DEVELOPMENT AND OPTIMIZATION OF AN IOT-BASED SYSTEM FOR MONITORING AND DIAGNOSTICS IN PHYSICAL HEALTH AND SPORTS PERFORMANCE
Keywords:
IOT; PGE; Condition Monitoring; Cloud ServerAbstract
Objective: To address the limitations in traditional monitoring systems such as data collection precision, transfer stability, and processing efficiency, this study designs an IoT-based monitoring and diagnostic system potentially applicable to health and sports performance contexts.
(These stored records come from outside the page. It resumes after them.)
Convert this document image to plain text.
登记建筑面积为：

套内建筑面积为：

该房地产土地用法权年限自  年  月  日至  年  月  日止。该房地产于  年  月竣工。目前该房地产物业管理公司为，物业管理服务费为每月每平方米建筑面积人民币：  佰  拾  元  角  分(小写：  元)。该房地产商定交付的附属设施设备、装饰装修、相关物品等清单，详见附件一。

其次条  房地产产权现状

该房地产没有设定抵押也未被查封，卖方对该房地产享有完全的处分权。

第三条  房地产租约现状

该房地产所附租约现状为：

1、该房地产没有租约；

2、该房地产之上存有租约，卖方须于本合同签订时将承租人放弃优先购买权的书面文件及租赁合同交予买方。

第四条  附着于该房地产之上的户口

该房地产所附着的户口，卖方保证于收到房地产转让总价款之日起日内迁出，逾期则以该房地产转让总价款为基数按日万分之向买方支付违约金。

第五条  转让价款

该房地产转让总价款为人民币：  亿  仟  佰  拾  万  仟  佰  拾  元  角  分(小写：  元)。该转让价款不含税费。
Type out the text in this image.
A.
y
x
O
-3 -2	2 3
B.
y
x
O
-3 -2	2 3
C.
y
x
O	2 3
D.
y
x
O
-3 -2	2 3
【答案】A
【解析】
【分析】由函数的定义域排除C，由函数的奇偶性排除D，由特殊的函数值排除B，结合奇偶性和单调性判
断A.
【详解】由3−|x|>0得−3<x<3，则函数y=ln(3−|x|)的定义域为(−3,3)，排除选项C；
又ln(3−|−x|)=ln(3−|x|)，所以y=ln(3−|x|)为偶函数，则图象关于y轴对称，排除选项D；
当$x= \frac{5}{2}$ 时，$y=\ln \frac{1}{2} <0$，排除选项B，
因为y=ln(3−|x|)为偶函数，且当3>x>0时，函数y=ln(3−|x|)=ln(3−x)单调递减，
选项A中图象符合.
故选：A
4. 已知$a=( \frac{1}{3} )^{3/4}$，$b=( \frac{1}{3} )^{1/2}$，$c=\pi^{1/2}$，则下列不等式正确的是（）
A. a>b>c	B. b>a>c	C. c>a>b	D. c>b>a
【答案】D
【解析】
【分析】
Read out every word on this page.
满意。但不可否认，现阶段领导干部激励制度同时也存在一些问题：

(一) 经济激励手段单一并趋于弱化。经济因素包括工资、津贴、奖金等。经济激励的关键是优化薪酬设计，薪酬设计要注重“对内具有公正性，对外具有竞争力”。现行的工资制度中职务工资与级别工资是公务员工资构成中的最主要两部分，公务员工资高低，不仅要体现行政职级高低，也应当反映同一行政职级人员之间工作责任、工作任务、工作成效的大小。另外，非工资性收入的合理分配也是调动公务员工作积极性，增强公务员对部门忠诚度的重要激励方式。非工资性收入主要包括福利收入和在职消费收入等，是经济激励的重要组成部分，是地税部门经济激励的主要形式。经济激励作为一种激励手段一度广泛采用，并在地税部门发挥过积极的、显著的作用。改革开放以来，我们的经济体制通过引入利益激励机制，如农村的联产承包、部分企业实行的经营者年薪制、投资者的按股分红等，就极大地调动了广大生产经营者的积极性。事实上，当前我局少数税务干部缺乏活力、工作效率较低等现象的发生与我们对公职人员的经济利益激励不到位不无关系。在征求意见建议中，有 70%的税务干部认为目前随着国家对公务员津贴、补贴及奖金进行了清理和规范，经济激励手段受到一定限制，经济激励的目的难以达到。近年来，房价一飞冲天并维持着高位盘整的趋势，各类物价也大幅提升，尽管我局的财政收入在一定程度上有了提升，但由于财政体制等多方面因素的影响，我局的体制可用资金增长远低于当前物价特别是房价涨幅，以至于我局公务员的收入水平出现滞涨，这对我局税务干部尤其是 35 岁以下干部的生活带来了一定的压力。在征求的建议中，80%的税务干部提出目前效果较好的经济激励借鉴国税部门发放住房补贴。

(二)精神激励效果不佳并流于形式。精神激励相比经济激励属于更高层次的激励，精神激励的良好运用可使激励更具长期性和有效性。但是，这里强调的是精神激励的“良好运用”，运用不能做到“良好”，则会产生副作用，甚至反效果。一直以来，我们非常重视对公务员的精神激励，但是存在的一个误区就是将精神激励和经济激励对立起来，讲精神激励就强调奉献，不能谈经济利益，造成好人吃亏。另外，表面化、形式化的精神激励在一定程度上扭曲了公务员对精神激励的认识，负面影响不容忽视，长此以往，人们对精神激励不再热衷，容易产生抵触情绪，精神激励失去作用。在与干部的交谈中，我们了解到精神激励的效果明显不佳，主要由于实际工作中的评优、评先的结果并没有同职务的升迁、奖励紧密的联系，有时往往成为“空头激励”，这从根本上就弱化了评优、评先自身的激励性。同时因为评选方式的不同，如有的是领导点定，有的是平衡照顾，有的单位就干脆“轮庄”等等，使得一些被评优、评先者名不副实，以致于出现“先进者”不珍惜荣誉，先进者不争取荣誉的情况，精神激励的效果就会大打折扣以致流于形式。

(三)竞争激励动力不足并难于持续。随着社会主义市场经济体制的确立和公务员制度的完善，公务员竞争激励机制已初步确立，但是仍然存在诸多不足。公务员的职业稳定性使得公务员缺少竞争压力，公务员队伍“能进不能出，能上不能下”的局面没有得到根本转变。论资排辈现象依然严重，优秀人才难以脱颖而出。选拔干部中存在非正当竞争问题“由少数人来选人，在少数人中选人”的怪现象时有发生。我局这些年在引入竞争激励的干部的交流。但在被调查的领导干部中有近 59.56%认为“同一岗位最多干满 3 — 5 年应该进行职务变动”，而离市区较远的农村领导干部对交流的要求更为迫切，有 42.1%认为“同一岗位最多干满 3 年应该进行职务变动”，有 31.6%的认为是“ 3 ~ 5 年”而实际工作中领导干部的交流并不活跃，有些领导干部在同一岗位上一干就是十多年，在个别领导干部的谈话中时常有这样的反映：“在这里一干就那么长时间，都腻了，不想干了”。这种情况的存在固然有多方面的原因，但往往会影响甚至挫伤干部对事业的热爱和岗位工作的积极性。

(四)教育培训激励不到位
Method: The proposed system integrates data collection terminals, a transfer network, and a cloud server. Using IoT technology and sensors, the system collects operational state and environmental information. The data is then processed and analyzed, with results transferred to and stored on a cloud server for further computation. This architecture is envisioned to monitor the physical health status and performance metrics of individuals in sports settings. Results: Experimental tests on the proposed system demonstrated an efficiency of up to 89.6% in monitoring and diagnostic tasks. This high efficiency indicates robust data handling and real-time processing capabilities, which are essential for applications in dynamic environments like sports and physical activities. Conclusion: The designed system offers stable data transmission and computational processing, significantly enhancing monitoring efficiency and diagnostic accuracy. Its application could be extended to sports medicine and athletic training, providing real-time, accurate assessments of athlete performance and health, thereby supporting optimized training regimens and injury prevention strategies.